I can imagine it thus - say he had an anxiety disorder on the night of the incident...no-one will check, say over and over again PPD was accepted by the Trial Court, say he was compromised by the dreadful Prosecutor, forced to look at a photo of Reeva's head (they'll forget that he steadfastly refused to look)...poor poor Pistorius with NO legs according to the affidavit. He had to stand in front of the toilet door, he couldn't have done anything else, what do they expect of a disabled man......

He has to resurrect PPD as it underpins the whole appeal simply because PPD implies rational (albeit mistaken) thought. Without an element of thought then there can be no thought process to consider unlawfulness and without that his much trumpeted second component of dolus eventualis (knowledge of unlawfulness) goes out of the window. Which when it is understood the complaint about the SCA re-examining ‘findings of fact’ is unfounded then only leaves Nel treating him in a ‘beastly’ fashion during the cross examination.

Oh wait! They can’t complain about that as it pertains to the original trial in which case it should have formed part of the appeal to the SCA if they had felt so aggrieved. The time limit for bringing complaints about the original trial has long elapsed.
 
But they did reconsider that he genuinely feared for his life and found that he didn't.

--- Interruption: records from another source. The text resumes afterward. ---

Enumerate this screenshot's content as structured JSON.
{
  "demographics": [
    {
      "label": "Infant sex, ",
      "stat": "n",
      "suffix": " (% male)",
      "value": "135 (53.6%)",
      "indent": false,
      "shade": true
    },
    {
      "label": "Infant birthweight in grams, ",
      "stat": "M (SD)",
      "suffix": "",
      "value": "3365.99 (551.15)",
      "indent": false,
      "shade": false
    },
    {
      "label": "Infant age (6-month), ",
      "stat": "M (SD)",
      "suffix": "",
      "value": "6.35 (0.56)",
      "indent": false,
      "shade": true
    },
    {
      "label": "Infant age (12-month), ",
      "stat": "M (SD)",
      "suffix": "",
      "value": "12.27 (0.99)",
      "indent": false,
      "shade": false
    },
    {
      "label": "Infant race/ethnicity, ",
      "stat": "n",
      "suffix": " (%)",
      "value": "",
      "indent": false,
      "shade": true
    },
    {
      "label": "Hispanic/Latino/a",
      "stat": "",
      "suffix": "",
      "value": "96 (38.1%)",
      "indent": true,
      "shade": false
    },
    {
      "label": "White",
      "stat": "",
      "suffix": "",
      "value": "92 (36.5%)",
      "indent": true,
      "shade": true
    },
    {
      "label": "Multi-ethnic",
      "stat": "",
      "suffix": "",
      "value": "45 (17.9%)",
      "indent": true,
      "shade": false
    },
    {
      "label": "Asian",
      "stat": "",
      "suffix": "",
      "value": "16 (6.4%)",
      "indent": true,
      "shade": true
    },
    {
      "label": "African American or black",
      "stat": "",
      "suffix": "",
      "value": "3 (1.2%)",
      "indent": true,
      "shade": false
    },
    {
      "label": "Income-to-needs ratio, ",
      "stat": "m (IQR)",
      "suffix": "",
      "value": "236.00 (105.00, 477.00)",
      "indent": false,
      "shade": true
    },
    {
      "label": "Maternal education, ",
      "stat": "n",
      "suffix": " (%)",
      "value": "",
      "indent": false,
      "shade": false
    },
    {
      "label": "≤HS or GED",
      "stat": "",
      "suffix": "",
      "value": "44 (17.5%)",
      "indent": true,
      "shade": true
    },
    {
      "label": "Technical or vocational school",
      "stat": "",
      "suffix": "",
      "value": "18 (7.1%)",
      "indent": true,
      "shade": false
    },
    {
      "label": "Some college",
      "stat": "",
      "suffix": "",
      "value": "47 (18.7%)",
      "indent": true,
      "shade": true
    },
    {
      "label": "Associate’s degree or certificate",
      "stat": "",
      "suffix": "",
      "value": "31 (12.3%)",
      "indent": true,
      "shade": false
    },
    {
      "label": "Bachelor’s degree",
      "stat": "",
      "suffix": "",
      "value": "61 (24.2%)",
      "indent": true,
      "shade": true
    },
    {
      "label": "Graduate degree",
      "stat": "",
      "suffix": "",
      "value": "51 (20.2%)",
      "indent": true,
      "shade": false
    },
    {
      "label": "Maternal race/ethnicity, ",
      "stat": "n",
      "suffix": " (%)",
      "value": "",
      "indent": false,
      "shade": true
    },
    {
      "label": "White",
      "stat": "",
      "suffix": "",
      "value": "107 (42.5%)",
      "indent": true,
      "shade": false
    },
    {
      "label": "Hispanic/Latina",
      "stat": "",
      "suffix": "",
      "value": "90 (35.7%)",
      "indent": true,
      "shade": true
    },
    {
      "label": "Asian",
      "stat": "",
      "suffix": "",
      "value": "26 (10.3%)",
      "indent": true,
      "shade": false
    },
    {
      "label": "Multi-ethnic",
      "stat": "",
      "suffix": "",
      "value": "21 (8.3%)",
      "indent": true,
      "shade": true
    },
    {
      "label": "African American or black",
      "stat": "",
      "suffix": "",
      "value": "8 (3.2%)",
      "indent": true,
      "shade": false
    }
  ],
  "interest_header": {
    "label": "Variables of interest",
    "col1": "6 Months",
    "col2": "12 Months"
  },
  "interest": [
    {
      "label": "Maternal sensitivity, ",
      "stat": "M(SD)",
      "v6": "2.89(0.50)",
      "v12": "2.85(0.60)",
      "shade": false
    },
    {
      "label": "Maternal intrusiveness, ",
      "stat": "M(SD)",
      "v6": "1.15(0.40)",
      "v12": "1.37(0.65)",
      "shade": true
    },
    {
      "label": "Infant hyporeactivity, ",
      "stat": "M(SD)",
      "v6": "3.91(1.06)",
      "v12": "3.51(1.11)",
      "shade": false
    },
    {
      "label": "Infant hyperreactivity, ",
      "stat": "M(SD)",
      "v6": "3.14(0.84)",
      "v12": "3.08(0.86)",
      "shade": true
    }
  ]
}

I wonder if his defence being that he didn't shoot on purpose or aim where he thought the intruder would come out had anything to do with it, let me think about that a while..
 
He has to resurrect PPD as it underpins the whole appeal simply because PPD implies rational (albeit mistaken) thought. Without an element of thought then there can be no thought process to consider unlawfulness and without that his much trumpeted second component of dolus eventualis (knowledge of unlawfulness) goes out of the window. Which when it is understood the complaint about the SCA re-examining ‘findings of fact’ is unfounded then only leaves Nel treating him in a ‘beastly’ fashion during the cross examination.

Oh wait! They can’t complain about that as it pertains to the original trial in which case it should have formed part of the appeal to the SCA if they had felt so aggrieved. The time limit for bringing complaints about the original trial has long elapsed.

hehehe! I'm so looking forward to seeing the State's reply to the appeal.

At one point it even says something about appeals to the CC narrowed to the individual's circumstances not being permissible, it then goes on to state very specific complaints about his case - his stumps, his anxiety, his knowledge of unlawfulness, and his treatment by Nel. How that is of wider public importance escapes me.
 
I wonder if his defence being that he didn't shoot on purpose or aim where he thought the intruder would come out had anything to do with it, let me think about that a while..

Doesn't really matter what his defence was or what his defence team's defence was either. It's what Masipa found that is important. She was the judge in the trial not Leach or any of the others.
 
Masipa found as fact that OP feared for his life and deliberately fired.

That's not murder.

The problem I think you are having is believing that it was a genuine fear. But that's not relevant as the appeal is based on what Masipa found not on what you or anyone else thinks is genuine.

You are having difficulty separating Pistorius' version from the trial court's findings I see.
 
Doesn't really matter what his defence was or what his defence team's defence was either. It's what Masipa found that is important. She was the judge in the trial not Leach or any of the others.

BBM What on earth is that?
 
But they did reconsider that he genuinely feared for his life and found that he didn't.

But that’s an irrelevance simply because it does not impact in any way on the reasoning the SCA used to find count 1 in favour of the state. This was decided because Masipa misdirected herself in evaluating DE which the SCA subsequently found to be proven. All done without any reference to Pistorius being fearful or not.

The SCA can muse all it likes about his state of mind and whether or not they agree with the trial judge just as long as any disagreement with the facts as found by the original court are not used in determining the outcome of any elements of the appeal.